Curated content is not “less than.” To the recipient, curation can be just as valuable as creation.

Follow back as a show of good faith

If you’re producing good content, you are going to get shares, and you are going to earn new followers. Everyone who follows me, I follow back. Well, with a couple of exceptions. I do a quick check of what you tweet, and if it’s good content in general, I will follow you. If it’s low value content or promotional stuff, I don’t follow back. I try to be a good actor in social spaces, and I expect you to do the same. Of course, it helps if you share the same interests as me, but I think of that has secondary. Each audience is made up of readers who share similar interests, but it’s also made up of influencers or micro-influencers who may tell other people about you. For this reason, it doesn’t really make sense to turn anyone away.

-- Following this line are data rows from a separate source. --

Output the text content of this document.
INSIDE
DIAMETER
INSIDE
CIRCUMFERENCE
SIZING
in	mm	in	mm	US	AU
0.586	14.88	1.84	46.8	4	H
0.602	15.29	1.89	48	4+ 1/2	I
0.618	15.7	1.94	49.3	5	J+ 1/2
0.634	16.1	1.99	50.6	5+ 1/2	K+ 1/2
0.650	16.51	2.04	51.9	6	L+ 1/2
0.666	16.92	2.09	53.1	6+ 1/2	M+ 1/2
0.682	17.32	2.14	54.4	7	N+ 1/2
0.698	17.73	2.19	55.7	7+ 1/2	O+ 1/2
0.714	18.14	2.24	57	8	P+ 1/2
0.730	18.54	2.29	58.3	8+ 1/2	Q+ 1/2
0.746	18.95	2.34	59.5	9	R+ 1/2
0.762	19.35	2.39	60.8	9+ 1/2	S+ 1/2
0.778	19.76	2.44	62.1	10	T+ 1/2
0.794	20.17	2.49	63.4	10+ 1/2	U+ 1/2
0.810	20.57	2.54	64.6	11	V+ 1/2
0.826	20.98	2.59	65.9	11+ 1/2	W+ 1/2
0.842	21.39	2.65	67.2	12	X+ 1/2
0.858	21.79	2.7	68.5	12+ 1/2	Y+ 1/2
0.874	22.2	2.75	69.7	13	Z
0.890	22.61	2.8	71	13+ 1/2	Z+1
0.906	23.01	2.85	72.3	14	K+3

Follow first as an invitation

Of course, I’m also reaching out to new people. The easiest way to do this is to follow someone. They get a notification, so in effect, it is an invitation to connect. When I follow you, it’s an offer to follow me back. If you think that you don’t have to reciprocate, let me show you how I handle this. Twitter is a social space, and social requires a two-way connection. I may like your content, but I’m not your fan. I’m here to make connections and find some useful content. To learn from you – what you share and what you do. In reality, you don’t want me to be a fan – you want me to be an advocate. I’m not going to do that to fawn over you; I’m going to do that to be associated with you and your good content. It’s up to creatives to support other creatives, and there is a hierarchy to be sure, but it has to go both ways. So when I follow you and you don’t follow back within about two weeks, I’ll unfollow you. If you don’t want to interact, then I don’t either. Goodbye.

Don’t us direct messages

Don’t send me a direct message unless we have a relationship. I think of DMs as “email lite.” So if you don’t have permission to send me an email, you don’t have permission to DM me. Yes, you can use automation tools to help manage your social stream. But it should never be a stand-in for making real connections. If I follow you and get an immediate DM promoting your stuff, I’m going to think less of you. Trust me, others are having the same reaction, too. The only thing that makes this practice even worse is when you have your robot send me a DM but don’t follow me back – so there’s no way for me to even reply to you! Tell me how that’s building our relationship. Hint: It’s not.

Use lists to help you organize

Once you get above 2,000 followers, there’s no possible way to keep up with your feed. It’s a spray that will become meaningless unless you use Twitter lists to help you organize it. That way, you have “buckets” based on users and their interests, and you can now check in with a much smaller group depending on what you want/need to know that day. Here’s how I do it: I have private lists (such as “prospective clients”) that only I can see, but I also use public lists that anyone can see. Why? It provides value to my followers. For example, check out my public list: Consistently Good Content. If my audience trusts me, think of how valuable this curated list is to them. What a great tool to help others—with no extra effort required!

Those are the basics – at least for me. But just because I build an audience on Twitter doesn’t mean that you’ll have the same goals. Your strategy may differ – and your tactics, too. For instance, if you use Twitter as a newsfeed, that would completely change your follow back strategy, for instance. But no matter what your strategy, the big thing to remember is:

It’s a social space, not a broadcast space.

This simple statement should inform everything you do on Twitter. This is why it’s all about your content and its intent. If it is written and shared with the genuine intent to help someone, then it will be seen as generous. You’re not inviting them to see an ad – you’re trying to provide them with real value. Once you’ve done that – and done it consistently – then you’ve started a conversation. Soon it may become a relationship, and who knows where it can go from there!